The Pakistani-born Khemlani had credibility through his London employers Dalamal and Sons. Scotland Yard told the Australian Government Dalamal was a respectable commodities firm. Khemlani heard about Australian interest in Gulf money through a Hong Kong connection of Shelley’s. Though he had little experience in high finance he wanted to broker the deal.

He flew to Australia and met Connor and Keridis. Connor talked about the east-to-west coast railway, a national power grid and the North-West shelf’s energy stocks and said he needed $200 million. Khemlani said that was chickenfeed and he urged Connor to go for two to four billion. Connor and Keridis saw Khemlani as the messenger and expected Dalamal and Sons to broker the deal.

Khemlani flew back to London but reported regularly back to Keridis who briefed Connor. Keridis explored other avenues, hoping for a $7 million commission on a $4 billion deal.

On 13 December 1974 the Government’s inner council authorised Connor to raise a 20-year loan “for temporary purposes”. This sleight of hand avoided the oversight of Australian Loans Council which coordinates federal and state government borrowing. The Loans Council was governed by a “gentleman’s agreement” to impose borrowing limits but was often breached.

This meant Liberal State Governments were out of the loop and so were Labor’s own MPs. The deal insisted the Government pay no commissions so Keridis was out of pocket. But Khemlani was getting nowhere. Each time the broker rang in, there was a new reason why he had yet to engage the moneymen. A week after the secret deal was signed, officials convinced Treasurer Jim Cairns Khemlani was a dud and Cairns got Connor to terminate the arrangement.

Khemlani was not inclined to take no for an answer. Though no longer employed by the Australian Government, he kept looking for the money. Connor told the Inquiry he dropped Khemlani on 20 May 1975 but Khemlani said they were still talking later than that. Keridis remained supportive until Khemlani made blackmail threats. Khemlani arrived in Australia in October 1975, a month before the Dismissal, with a bag of secret documents to sell to the highest bidder.

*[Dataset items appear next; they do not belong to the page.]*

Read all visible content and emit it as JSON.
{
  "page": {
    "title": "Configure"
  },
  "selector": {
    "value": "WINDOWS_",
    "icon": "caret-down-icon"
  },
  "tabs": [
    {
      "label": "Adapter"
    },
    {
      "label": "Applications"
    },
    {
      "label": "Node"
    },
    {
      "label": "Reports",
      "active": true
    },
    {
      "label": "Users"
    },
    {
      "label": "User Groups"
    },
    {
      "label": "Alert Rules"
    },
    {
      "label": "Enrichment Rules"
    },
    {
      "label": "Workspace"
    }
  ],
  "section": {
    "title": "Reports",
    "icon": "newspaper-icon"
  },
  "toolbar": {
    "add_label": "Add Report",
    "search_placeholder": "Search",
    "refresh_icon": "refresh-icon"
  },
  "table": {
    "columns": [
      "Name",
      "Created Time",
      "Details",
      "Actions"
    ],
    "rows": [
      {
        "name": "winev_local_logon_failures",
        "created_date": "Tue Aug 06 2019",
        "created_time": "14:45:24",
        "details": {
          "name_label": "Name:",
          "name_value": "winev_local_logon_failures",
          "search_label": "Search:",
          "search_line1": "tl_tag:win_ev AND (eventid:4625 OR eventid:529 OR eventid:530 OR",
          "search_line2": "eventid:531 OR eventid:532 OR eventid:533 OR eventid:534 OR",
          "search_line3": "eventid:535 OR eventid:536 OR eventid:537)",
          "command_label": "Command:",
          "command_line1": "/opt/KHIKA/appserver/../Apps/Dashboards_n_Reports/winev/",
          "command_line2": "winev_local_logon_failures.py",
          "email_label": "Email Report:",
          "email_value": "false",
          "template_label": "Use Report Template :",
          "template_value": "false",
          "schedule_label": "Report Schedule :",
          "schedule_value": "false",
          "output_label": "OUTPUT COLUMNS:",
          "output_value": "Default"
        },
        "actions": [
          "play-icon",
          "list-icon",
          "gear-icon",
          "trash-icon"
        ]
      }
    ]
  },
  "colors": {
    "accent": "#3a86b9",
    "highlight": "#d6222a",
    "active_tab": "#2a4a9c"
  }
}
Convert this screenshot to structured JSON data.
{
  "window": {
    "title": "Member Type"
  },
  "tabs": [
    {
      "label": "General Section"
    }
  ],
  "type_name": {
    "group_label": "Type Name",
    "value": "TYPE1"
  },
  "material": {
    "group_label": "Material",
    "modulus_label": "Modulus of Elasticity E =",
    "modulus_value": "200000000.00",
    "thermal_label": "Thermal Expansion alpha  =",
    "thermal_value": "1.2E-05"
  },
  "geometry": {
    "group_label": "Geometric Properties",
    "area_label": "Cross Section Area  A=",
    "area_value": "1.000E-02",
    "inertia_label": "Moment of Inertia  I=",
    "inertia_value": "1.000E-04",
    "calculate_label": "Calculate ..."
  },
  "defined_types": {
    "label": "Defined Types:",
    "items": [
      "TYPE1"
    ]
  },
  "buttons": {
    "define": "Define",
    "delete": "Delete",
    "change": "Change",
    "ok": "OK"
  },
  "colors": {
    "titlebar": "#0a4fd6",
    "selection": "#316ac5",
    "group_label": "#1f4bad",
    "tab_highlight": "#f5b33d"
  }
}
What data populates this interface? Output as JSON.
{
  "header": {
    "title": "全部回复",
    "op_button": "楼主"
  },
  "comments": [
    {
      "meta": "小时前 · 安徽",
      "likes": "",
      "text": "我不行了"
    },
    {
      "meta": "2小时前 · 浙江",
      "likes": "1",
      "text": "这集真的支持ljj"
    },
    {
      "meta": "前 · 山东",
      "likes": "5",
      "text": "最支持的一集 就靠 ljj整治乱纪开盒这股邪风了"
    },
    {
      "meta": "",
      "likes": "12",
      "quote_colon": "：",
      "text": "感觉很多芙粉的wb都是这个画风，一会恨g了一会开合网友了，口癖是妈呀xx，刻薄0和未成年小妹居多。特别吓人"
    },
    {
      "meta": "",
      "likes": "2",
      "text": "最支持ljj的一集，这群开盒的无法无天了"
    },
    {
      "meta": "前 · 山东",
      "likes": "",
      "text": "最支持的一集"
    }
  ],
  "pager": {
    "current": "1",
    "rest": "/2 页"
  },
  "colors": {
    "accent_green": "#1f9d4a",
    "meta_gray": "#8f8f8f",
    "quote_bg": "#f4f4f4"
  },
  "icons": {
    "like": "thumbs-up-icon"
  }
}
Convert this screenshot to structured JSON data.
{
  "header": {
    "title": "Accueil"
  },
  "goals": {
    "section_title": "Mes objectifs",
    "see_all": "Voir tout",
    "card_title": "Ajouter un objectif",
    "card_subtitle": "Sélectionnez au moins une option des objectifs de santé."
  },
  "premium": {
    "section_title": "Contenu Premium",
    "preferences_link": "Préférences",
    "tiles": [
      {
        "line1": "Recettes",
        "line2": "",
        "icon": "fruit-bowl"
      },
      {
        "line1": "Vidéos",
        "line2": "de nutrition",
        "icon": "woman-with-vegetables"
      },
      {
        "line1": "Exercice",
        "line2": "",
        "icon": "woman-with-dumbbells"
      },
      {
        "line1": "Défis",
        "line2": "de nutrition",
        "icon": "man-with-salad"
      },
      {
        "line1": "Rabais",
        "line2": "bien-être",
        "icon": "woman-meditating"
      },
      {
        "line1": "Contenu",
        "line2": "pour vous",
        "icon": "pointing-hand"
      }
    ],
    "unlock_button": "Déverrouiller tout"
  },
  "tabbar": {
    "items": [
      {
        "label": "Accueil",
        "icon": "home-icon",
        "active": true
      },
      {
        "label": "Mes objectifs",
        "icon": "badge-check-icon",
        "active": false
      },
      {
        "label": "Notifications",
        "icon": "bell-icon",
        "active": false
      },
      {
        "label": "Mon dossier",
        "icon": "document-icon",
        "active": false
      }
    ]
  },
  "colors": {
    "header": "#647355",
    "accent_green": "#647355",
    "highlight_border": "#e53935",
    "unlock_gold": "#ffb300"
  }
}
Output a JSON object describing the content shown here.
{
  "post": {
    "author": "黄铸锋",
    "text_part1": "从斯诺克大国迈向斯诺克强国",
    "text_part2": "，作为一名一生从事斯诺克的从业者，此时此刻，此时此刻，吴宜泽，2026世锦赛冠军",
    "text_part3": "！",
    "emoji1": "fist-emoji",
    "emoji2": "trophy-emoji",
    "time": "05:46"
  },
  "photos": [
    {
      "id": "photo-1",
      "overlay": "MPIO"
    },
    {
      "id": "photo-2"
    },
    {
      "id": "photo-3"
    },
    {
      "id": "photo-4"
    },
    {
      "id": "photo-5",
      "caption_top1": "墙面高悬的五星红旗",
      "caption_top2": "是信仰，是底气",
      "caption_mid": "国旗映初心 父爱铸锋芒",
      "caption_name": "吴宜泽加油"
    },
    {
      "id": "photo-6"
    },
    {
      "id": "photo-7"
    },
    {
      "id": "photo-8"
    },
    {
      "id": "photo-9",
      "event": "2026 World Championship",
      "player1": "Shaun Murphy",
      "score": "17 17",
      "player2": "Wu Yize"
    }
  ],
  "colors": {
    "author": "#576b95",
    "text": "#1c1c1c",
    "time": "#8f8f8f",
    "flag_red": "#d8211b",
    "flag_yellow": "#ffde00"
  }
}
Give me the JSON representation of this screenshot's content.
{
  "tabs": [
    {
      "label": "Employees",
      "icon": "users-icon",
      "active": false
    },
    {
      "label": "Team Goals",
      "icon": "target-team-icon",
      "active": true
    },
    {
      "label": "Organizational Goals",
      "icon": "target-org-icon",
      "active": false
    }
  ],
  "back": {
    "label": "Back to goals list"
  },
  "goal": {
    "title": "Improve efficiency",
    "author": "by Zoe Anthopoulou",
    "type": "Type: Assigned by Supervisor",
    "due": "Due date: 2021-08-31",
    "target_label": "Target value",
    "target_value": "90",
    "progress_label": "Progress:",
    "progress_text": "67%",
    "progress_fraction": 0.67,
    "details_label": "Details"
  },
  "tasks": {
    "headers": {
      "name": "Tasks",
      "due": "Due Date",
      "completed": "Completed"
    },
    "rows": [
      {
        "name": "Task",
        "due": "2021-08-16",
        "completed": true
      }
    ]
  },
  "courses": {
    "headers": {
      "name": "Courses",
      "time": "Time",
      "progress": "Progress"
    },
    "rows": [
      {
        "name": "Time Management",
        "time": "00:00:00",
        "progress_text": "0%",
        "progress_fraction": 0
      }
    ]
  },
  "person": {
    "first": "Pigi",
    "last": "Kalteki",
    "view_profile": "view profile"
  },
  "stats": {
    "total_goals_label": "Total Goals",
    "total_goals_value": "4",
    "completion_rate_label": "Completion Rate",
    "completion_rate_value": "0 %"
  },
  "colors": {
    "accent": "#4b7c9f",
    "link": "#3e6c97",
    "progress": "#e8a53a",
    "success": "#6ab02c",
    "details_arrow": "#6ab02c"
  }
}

By then most of the political damage had been done. In May, the Government got cold feet about petrodollars and went to an American investment house, whose name was never revealed. The Americans insisted they be the sole authorisers and Whitlam revoked the loan authorisation.

Information started to leak and by July an outraged opposition demanded a full explanation. On 9 July, Whitlam tabled the documents in parliament confident they had done nothing wrong and determined to show they were a government with vision. His gamble came unstuck. The media ignored the reasons why the money was needed and came down hard on its secrecy and haplessness. The “Loans Affair” became a term loaded with negativity and ignominy, despite the fact no money changed hands.

The affair made the Government look like amateurs. Whitlam sacked Cairns and Labor suffered a shock loss in a Tasmanian by-election. The 15 percent swing gave Opposition leader Malcolm Fraser the confidence to use his upper house majority (thanks to Joh Bjelke-Petersen’s night of the long prawns) to block Budget supply. The rest was history.

It is well to remember that history 35 years later. New Prime Minister Julia Gillard’s catastrophic blunder over East Timor in an effort to look tough followed by a stupid pretence it never happened, could yet end Labor up in Loans Affair-like election trouble again.